I WON'T BUY GOLD UNTIL APRIL 2009


Dear Members,

I predict the gold market will drop for the next month or so until the price of London spot gold hits US $750/oz. Then the central banks that control the price of gold will let the price of gold rise again.

As I mentioned before, the International Monetary Fund announced last year that it was forced to sell more than 400 tons of gold (in divided lots). Normally only 500 tons of gold are traded in one year, so the additional sale of 400 tons would significantly distort the price of gold.

That is why, in 2008, there was so much volatility in the price of gold. Each time the price of gold increased to be near $1000/oz, the IMF or some other distressed central bank would sell a hundred tons of gold (forcing the price of gold down for the next month).
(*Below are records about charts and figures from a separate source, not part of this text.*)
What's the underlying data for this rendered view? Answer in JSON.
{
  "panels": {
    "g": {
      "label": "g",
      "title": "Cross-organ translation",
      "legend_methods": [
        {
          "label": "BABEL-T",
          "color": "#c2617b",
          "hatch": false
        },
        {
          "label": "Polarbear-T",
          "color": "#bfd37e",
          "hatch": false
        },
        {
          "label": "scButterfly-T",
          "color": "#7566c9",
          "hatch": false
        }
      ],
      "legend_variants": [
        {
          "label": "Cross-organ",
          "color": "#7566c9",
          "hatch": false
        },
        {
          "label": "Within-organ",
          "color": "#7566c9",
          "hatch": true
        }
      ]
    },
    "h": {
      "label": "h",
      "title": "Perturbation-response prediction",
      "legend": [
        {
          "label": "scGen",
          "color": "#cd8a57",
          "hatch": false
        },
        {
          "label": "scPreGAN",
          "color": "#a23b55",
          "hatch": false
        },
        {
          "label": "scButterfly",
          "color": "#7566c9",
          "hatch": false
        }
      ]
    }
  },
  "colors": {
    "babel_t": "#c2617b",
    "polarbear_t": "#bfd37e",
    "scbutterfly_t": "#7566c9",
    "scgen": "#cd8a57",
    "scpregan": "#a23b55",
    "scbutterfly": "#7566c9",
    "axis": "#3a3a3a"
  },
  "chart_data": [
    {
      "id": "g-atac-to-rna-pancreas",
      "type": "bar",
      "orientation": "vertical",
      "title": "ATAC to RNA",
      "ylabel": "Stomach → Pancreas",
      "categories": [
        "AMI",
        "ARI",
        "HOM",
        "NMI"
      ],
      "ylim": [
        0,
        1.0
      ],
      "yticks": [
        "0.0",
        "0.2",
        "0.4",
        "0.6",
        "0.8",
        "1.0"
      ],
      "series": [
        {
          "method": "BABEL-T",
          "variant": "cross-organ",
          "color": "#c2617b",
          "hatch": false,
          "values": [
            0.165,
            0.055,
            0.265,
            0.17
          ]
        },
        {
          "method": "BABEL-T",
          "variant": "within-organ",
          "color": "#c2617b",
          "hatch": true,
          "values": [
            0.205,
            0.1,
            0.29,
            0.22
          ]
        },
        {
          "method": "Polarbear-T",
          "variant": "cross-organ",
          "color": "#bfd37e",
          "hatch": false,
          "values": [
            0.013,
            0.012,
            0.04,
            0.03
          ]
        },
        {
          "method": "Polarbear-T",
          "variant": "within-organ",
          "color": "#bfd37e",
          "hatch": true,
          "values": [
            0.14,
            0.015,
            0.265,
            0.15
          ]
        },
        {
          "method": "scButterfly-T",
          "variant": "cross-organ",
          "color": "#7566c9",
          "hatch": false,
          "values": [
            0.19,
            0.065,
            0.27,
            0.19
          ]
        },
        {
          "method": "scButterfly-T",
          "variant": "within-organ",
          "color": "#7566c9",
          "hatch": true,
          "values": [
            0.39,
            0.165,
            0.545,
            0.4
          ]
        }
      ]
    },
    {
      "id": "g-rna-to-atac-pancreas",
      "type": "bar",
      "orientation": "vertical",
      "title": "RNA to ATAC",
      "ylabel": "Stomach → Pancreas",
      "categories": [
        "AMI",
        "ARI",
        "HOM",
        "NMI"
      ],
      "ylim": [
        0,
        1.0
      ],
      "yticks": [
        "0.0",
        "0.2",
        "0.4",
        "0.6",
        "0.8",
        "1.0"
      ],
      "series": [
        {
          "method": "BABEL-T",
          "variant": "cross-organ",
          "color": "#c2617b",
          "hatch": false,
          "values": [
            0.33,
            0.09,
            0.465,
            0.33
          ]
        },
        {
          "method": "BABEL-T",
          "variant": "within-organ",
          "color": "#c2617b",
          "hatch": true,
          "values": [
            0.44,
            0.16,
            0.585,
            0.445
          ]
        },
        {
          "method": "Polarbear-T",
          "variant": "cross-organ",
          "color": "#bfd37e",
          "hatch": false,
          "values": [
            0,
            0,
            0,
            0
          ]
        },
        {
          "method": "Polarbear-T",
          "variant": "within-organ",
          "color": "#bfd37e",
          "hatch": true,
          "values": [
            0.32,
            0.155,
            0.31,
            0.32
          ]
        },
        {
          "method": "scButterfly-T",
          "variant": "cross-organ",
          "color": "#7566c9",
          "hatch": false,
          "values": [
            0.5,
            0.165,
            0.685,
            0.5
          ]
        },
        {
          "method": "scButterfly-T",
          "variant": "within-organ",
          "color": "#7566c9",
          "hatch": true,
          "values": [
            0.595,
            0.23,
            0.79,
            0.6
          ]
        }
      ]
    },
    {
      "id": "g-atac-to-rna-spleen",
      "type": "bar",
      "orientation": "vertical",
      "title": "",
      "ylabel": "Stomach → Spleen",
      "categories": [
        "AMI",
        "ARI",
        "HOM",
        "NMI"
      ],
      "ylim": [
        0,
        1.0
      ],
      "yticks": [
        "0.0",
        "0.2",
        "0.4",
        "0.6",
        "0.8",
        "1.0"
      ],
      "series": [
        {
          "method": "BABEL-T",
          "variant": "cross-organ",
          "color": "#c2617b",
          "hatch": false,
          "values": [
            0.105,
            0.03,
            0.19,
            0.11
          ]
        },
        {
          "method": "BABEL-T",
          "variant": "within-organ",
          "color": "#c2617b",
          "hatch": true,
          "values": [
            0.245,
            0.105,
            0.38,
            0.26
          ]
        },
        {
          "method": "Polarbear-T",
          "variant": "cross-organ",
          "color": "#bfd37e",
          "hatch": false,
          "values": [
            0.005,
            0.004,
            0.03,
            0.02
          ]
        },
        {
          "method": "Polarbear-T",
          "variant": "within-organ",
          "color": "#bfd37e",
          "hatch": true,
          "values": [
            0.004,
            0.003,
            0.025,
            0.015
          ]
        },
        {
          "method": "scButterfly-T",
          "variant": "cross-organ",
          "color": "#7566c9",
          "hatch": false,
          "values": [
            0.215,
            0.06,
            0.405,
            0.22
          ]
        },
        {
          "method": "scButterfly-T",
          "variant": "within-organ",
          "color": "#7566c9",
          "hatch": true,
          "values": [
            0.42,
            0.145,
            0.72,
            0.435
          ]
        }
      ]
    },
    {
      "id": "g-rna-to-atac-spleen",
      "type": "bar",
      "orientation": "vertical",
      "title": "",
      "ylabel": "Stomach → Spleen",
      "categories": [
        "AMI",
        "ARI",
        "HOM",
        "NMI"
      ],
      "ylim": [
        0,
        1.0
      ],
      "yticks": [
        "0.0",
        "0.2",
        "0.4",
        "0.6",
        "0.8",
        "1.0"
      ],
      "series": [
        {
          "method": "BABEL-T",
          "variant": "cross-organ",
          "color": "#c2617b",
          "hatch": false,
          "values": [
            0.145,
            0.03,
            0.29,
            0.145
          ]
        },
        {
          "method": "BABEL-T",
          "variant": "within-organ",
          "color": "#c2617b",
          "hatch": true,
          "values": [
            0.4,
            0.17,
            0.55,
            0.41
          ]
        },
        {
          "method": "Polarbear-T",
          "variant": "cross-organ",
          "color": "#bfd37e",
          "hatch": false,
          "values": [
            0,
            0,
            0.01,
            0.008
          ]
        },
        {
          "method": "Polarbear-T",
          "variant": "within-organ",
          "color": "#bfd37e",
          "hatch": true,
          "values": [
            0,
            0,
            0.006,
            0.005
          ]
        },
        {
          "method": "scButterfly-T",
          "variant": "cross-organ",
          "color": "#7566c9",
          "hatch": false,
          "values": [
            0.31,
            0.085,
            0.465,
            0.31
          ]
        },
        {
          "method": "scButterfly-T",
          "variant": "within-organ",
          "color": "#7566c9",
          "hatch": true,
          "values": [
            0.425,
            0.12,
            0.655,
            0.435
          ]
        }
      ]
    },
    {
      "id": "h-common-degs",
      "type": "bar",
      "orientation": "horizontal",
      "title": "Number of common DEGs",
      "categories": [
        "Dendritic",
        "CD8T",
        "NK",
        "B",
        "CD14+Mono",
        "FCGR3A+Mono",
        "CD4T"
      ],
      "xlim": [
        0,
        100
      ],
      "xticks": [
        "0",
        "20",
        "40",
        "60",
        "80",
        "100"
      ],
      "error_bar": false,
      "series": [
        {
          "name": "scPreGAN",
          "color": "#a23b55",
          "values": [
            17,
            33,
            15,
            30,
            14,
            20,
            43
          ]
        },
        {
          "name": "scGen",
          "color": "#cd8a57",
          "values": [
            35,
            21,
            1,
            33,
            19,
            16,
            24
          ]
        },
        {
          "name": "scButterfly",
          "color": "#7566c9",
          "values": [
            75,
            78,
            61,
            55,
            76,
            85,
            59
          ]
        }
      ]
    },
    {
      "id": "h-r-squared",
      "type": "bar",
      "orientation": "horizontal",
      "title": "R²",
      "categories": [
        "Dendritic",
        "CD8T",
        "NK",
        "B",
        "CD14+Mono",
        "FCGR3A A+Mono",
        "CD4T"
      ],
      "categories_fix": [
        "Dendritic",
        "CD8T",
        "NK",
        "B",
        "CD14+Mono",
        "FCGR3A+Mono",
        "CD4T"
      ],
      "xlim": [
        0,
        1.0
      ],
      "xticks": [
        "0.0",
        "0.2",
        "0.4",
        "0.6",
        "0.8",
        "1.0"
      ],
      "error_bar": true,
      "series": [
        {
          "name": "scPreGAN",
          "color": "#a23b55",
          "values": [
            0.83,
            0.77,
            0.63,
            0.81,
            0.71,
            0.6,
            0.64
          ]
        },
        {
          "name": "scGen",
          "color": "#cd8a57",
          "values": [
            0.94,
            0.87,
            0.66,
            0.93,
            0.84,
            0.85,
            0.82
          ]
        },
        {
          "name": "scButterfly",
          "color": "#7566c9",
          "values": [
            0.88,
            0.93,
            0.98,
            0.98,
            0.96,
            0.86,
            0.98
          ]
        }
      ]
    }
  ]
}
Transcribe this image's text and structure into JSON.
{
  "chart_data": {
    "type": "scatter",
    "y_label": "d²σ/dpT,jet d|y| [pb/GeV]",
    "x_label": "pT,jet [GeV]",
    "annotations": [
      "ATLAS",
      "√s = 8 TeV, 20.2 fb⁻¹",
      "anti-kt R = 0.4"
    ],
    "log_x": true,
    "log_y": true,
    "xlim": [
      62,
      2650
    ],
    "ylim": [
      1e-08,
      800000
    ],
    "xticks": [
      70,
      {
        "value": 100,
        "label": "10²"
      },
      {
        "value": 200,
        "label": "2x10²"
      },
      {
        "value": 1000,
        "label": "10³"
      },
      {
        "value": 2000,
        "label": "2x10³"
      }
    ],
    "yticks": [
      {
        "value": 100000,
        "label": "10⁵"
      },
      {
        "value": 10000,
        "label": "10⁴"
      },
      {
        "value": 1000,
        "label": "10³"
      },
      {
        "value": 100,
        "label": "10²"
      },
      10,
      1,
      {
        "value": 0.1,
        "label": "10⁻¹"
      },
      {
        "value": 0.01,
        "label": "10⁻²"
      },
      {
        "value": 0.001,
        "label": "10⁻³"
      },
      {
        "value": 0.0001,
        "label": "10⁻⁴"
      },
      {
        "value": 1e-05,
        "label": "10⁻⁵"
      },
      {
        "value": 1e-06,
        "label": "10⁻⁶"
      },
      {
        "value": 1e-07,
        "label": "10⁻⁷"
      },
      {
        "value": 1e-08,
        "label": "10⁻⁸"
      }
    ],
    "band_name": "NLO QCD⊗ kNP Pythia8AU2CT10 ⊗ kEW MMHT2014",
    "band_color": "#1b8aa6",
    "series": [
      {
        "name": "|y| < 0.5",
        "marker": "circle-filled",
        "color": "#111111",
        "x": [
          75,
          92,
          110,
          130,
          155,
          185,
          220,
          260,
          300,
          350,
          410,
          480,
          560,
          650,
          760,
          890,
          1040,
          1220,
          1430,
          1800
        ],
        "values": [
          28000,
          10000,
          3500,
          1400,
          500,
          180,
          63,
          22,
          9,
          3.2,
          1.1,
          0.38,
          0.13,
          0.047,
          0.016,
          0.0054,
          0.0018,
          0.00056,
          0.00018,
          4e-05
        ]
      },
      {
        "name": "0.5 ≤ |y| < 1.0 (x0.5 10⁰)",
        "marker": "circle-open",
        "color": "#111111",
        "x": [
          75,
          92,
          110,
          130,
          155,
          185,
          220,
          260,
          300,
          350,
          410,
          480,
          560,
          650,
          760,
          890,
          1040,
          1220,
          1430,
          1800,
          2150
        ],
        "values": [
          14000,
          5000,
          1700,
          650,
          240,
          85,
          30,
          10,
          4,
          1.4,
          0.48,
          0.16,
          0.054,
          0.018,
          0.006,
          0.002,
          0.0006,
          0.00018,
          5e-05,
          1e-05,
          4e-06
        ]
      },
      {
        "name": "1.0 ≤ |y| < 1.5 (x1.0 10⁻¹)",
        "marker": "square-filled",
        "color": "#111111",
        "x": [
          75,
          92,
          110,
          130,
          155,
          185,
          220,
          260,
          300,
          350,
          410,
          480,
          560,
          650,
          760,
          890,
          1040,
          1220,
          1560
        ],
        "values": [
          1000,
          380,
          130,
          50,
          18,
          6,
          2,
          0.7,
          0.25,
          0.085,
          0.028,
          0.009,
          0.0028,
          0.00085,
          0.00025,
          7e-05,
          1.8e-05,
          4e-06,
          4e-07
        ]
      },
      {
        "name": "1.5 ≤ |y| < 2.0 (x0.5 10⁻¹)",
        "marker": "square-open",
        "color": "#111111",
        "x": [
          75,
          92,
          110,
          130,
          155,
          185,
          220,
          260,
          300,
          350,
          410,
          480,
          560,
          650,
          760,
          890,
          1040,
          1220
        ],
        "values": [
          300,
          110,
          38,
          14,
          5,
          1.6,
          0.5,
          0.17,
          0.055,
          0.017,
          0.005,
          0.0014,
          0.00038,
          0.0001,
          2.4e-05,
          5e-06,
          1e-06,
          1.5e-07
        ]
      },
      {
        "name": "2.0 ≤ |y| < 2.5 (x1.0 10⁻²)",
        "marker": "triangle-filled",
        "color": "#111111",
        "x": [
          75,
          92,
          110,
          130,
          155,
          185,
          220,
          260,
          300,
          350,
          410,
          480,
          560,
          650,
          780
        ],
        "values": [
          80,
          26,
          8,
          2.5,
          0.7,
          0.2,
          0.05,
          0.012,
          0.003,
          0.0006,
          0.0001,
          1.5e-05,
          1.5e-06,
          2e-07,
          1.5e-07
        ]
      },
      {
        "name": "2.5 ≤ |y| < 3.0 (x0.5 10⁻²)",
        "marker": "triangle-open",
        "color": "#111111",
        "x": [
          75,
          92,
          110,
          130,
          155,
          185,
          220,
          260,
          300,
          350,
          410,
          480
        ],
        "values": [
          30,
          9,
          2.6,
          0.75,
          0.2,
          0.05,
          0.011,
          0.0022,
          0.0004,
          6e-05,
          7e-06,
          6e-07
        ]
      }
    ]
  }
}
I believe the IMF (and other central banks) are starting to sell another hundred tons of gold right now. Thus this month would be a very bad time to buy gold.

In April, when the price of gold is around $750/oz, I am planning to buy gold (as bullion certificates within my tax-sheltered retirement savings plan). When I buy in April, I am expecting that gold will go from $750/oz to $1000/oz by year's end.

Why am I getting out of cash (i.e., money funds or guaranteed certificates of savings)?

I believe that most countries will experience major currency devaluations this year.

I lost 20% of my life savings (when valued in US dollars) in 2008 when the Canadian dollar dropped 20% relative to the US dollar. I don't want to be in cash this year when our currency is devalued again.

Remember, I am not an economist. I am just a psychiatrist who is watching his life saving's disappear due to the corruption within our financial system. I am not qualified to tell you what you should do with your savings.